Viendra à point nommé l’allocution de M. Mohamed Achâari, ministre de la Communication et de la Culture, pour insuffler une bouffée d’espoir aux professionnels du film, en attente de mesures favorables à l’épanouissement du 7ème art au Maroc.
Principales dispositions annoncées par M. Mohamed Achâari lors de la séance d’ouverture du festival : l’augmentation du montant global de l’enveloppe budgétaire allouée au fonds d’aide à la production qui passe de 16 millions à 20 millions de dirhams par an et l’augmentation de l’enveloppe publicitaire consacrée à la promotion du film qui passe de 300.000 à 500.000 DH pour chaque film.
Après le discours, place au spectacle et à l’émotion avec la projection de deux courts-métrages palestiniens signés Rachid Masharawi sur les thèmes “Al Qods” et “Al Intifada”: “Ghabach” et “Derrière le mur”.
Les autres jours du festival se dérouleront aux
cadences des projections dans les trois salles de cinéma retenues pour l’ensemble des films du festival dont Le Colisée, comme salle officielle.
En tout : 32 films en compétition, dont 10 longs-métrages et 17 courts-métrages, tous de production récente ne dépassant pas deux années en moyenne, en plus de quelques films inédits.
C’est donc dans cette ambiance de fête, d’émulation et de dialogue que les principaux concernés attendent le verdict du jury qui sera prononcé le samedi 3 février à partir de 20 h 30 au Palais des Congrès.
Présidé par M. Idriss Alaoui El Mdaghri et composé de six membres (Leïla Chaouini, Khadija Assad, Hamid Bennani, Mahi Binebine, Idriss Algass, Omar Bouragba), le jury de cette 6ème édition se prépare à decerner 14 prix aux meilleurs longs métrages, 2 aux meilleurs courts métrages.
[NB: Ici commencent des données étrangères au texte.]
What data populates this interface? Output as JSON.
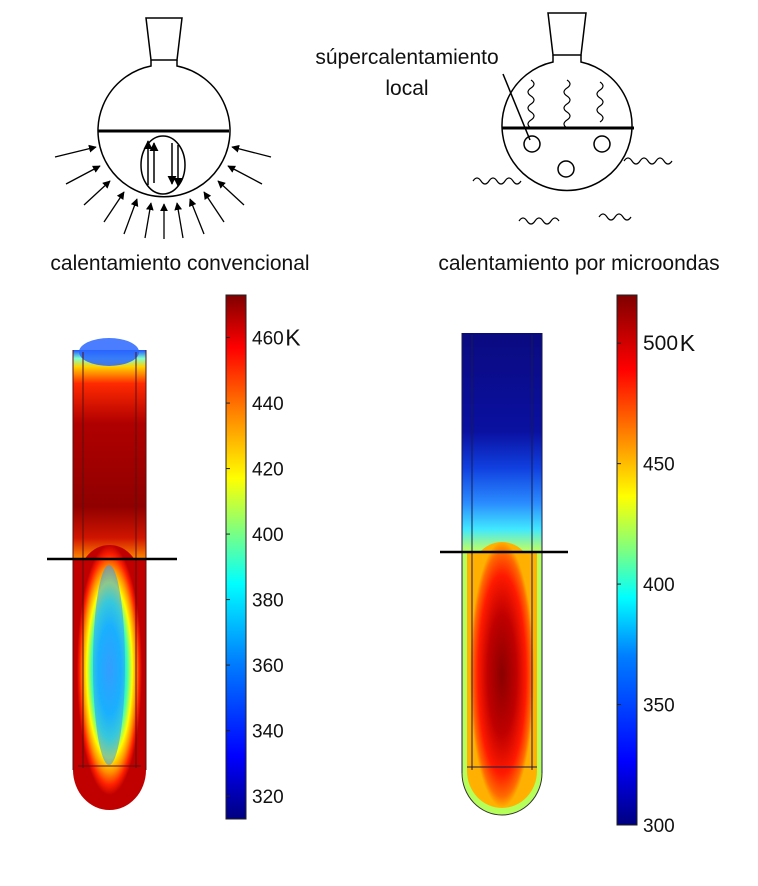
{
  "labels": {
    "local_superheating": [
      "súpercalentamiento",
      "local"
    ],
    "conventional": "calentamiento convencional",
    "microwave": "calentamiento por microondas"
  },
  "scales": {
    "conventional": {
      "ticks": [
        460,
        440,
        420,
        400,
        380,
        360,
        340,
        320
      ],
      "unit": "K",
      "range": [
        313,
        473
      ]
    },
    "microwave": {
      "ticks": [
        500,
        450,
        400,
        350,
        300
      ],
      "unit": "K",
      "range": [
        300,
        520
      ]
    }
  },
  "colors": {
    "line": "#000000",
    "jet": [
      "#00007f",
      "#0000ff",
      "#007fff",
      "#00ffff",
      "#7fff7f",
      "#ffff00",
      "#ff7f00",
      "#ff0000",
      "#7f0000"
    ]
  }
}
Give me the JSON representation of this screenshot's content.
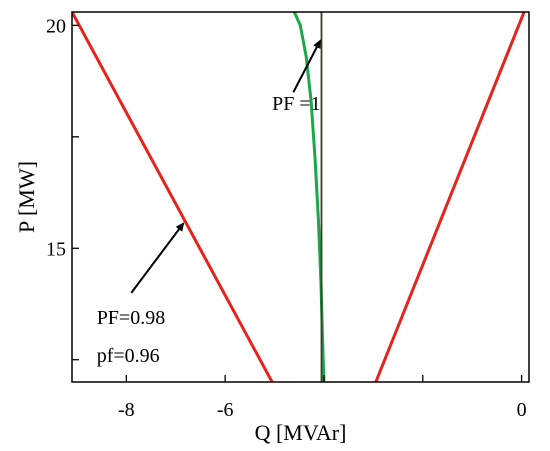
{
  "chart_data": {
    "type": "line",
    "xlabel": "Q [MVAr]",
    "ylabel": "P [MW]",
    "xlim": [
      -9.1,
      0.15
    ],
    "ylim": [
      12.0,
      20.3
    ],
    "xticks": [
      {
        "value": -8,
        "label": "-8"
      },
      {
        "value": -6,
        "label": "-6"
      },
      {
        "value": -4,
        "label": ""
      },
      {
        "value": -2,
        "label": ""
      },
      {
        "value": 0,
        "label": "0"
      }
    ],
    "yticks": [
      {
        "value": 12.5,
        "label": ""
      },
      {
        "value": 15,
        "label": "15"
      },
      {
        "value": 17.5,
        "label": ""
      },
      {
        "value": 20,
        "label": "20"
      }
    ],
    "series": [
      {
        "color": "#e8221b",
        "x": [
          -9.1,
          -5.05
        ],
        "y": [
          20.3,
          12.0
        ]
      },
      {
        "color": "#e8221b",
        "x": [
          -2.95,
          0.05
        ],
        "y": [
          12.0,
          20.3
        ]
      },
      {
        "color": "#1aa84a",
        "x": [
          -4.6,
          -4.48,
          -4.36,
          -4.26,
          -4.18,
          -4.11,
          -4.06,
          -4.03,
          -4.01,
          -4.0
        ],
        "y": [
          20.3,
          20.0,
          19.3,
          18.3,
          17.0,
          15.6,
          14.2,
          13.0,
          12.3,
          12.0
        ]
      },
      {
        "color": "#3d3d26",
        "x": [
          -4.05,
          -4.05
        ],
        "y": [
          12.0,
          20.3
        ]
      }
    ],
    "annotations": [
      {
        "text": "PF =1",
        "text_x": -5.05,
        "text_y": 18.1,
        "arrow_from": [
          -4.62,
          18.5
        ],
        "arrow_to": [
          -4.08,
          19.65
        ]
      },
      {
        "text": "PF=0.98",
        "text_x": -8.6,
        "text_y": 13.3,
        "arrow_from": [
          -7.9,
          14.0
        ],
        "arrow_to": [
          -6.85,
          15.55
        ]
      },
      {
        "text": "pf=0.96",
        "text_x": -8.6,
        "text_y": 12.45,
        "arrow_from": null,
        "arrow_to": null
      }
    ]
  }
}
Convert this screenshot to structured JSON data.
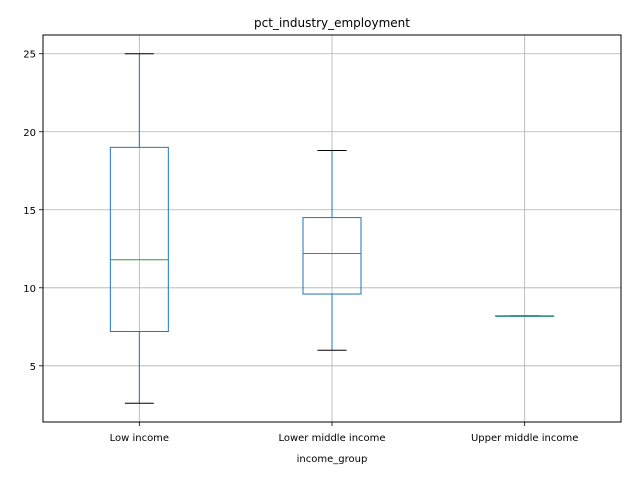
{
  "chart_data": {
    "type": "box",
    "title": "pct_industry_employment",
    "xlabel": "income_group",
    "ylabel": "",
    "ylim": [
      1.4,
      26.2
    ],
    "yticks": [
      5,
      10,
      15,
      20,
      25
    ],
    "grid": true,
    "categories": [
      "Low income",
      "Lower middle income",
      "Upper middle income"
    ],
    "boxes": [
      {
        "category": "Low income",
        "whisker_low": 2.6,
        "q1": 7.2,
        "median": 11.8,
        "q3": 19.0,
        "whisker_high": 25.0
      },
      {
        "category": "Lower middle income",
        "whisker_low": 6.0,
        "q1": 9.6,
        "median": 12.2,
        "q3": 14.5,
        "whisker_high": 18.8
      },
      {
        "category": "Upper middle income",
        "whisker_low": 8.2,
        "q1": 8.2,
        "median": 8.2,
        "q3": 8.2,
        "whisker_high": 8.2
      }
    ],
    "colors": {
      "box": "#1f77b4",
      "median": "#2ca02c",
      "cap": "#000000",
      "grid": "#b0b0b0"
    }
  }
}
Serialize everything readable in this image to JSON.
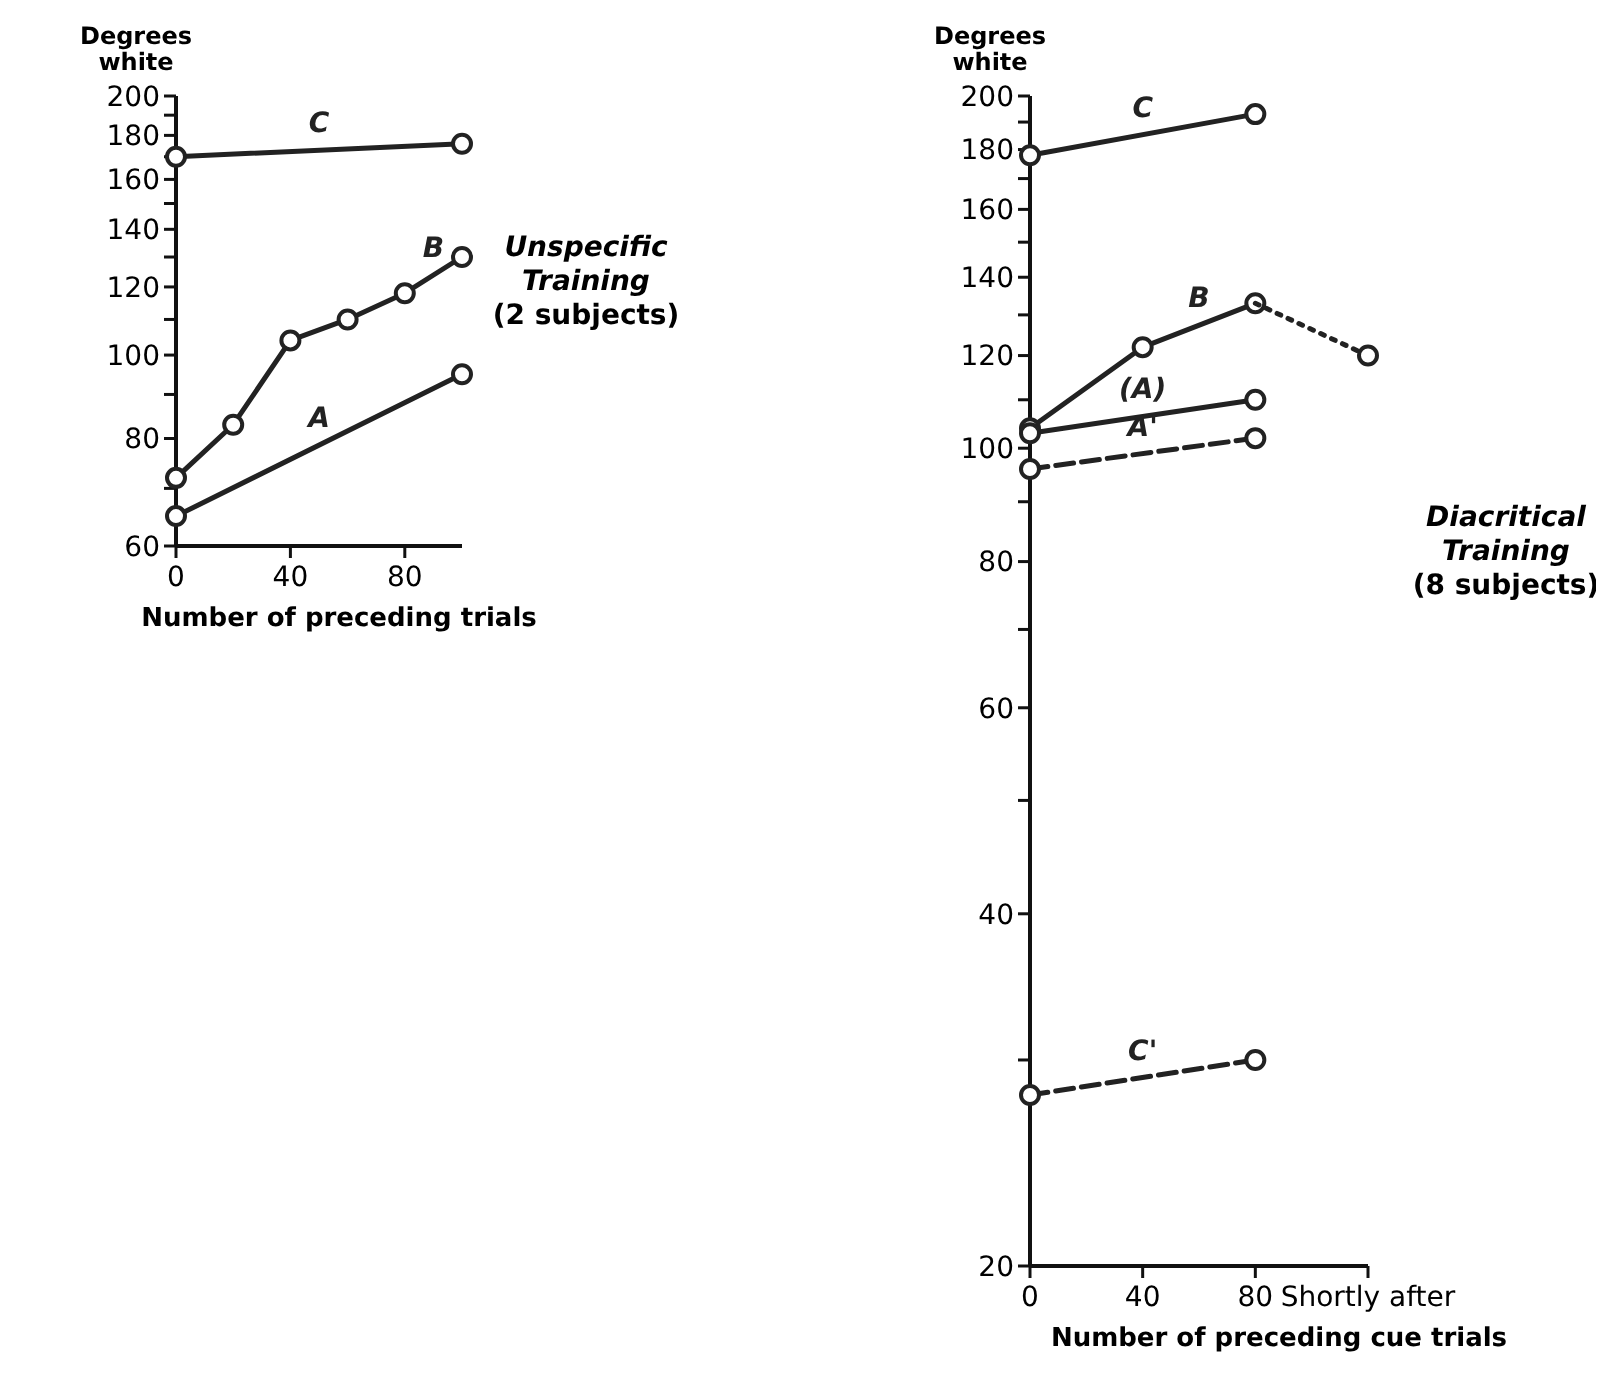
{
  "chart_data": [
    {
      "type": "line",
      "ylabel": "Degrees\nwhite",
      "xlabel": "Number of preceding trials",
      "log": "y",
      "xlim": [
        0,
        100
      ],
      "xticks": [
        0,
        40,
        80
      ],
      "ylim": [
        60,
        200
      ],
      "yticks": [
        60,
        {
          "value": 70,
          "label": null
        },
        80,
        {
          "value": 90,
          "label": null
        },
        100,
        {
          "value": 110,
          "label": null
        },
        120,
        {
          "value": 130,
          "label": null
        },
        140,
        {
          "value": 150,
          "label": null
        },
        160,
        {
          "value": 170,
          "label": null
        },
        180,
        {
          "value": 190,
          "label": null
        },
        200
      ],
      "marker": "circle",
      "grid": false,
      "series": [
        {
          "name": "C",
          "color": "#222222",
          "x": [
            0,
            100
          ],
          "values": [
            170,
            176
          ]
        },
        {
          "name": "B",
          "color": "#222222",
          "x": [
            0,
            20,
            40,
            60,
            80,
            100
          ],
          "values": [
            72,
            83,
            104,
            110,
            118,
            130
          ]
        },
        {
          "name": "A",
          "color": "#222222",
          "x": [
            0,
            100
          ],
          "values": [
            65,
            95
          ]
        }
      ],
      "annotations": [
        "Unspecific\nTraining\n(2 subjects)"
      ]
    },
    {
      "type": "line",
      "ylabel": "Degrees\nwhite",
      "xlabel": "Number of preceding cue trials",
      "log": "y",
      "xlim": [
        0,
        120
      ],
      "xticks": [
        0,
        40,
        80,
        {
          "value": 120,
          "label": "Shortly after"
        }
      ],
      "ylim": [
        20,
        200
      ],
      "yticks": [
        20,
        {
          "value": 30,
          "label": null
        },
        40,
        {
          "value": 50,
          "label": null
        },
        60,
        {
          "value": 70,
          "label": null
        },
        80,
        {
          "value": 90,
          "label": null
        },
        100,
        {
          "value": 110,
          "label": null
        },
        120,
        {
          "value": 130,
          "label": null
        },
        140,
        {
          "value": 150,
          "label": null
        },
        160,
        {
          "value": 170,
          "label": null
        },
        180,
        {
          "value": 190,
          "label": null
        },
        200
      ],
      "marker": "circle",
      "grid": false,
      "series": [
        {
          "name": "C",
          "color": "#222222",
          "x": [
            0,
            80
          ],
          "values": [
            178,
            193
          ]
        },
        {
          "name": "B",
          "color": "#222222",
          "x": [
            0,
            40,
            80
          ],
          "values": [
            104,
            122,
            133
          ]
        },
        {
          "color": "#222222",
          "x": [
            80,
            120
          ],
          "values": [
            133,
            120
          ],
          "line_style": "dotted"
        },
        {
          "name": "(A)",
          "color": "#222222",
          "x": [
            0,
            80
          ],
          "values": [
            103,
            110
          ]
        },
        {
          "name": "A'",
          "color": "#222222",
          "x": [
            0,
            80
          ],
          "values": [
            96,
            102
          ],
          "line_style": "dashed"
        },
        {
          "name": "C'",
          "color": "#222222",
          "x": [
            0,
            80
          ],
          "values": [
            28,
            30
          ],
          "line_style": "dashed"
        }
      ],
      "annotations": [
        "Diacritical\nTraining\n(8 subjects)"
      ]
    }
  ]
}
Quant aux jury de la presse et le jury de la critique, composés de cinq membres chacun, ils auront à primer les meilleurs long et court-métrage.
Mais qu’importe les prix, pourvu que cette fête du cinéma, caractérisée cette année par une profusion de la production et par la révélation de jeunes talents de la nouvelle génération, apporte la réconciliation définitive entre le public marocain et son cinéma.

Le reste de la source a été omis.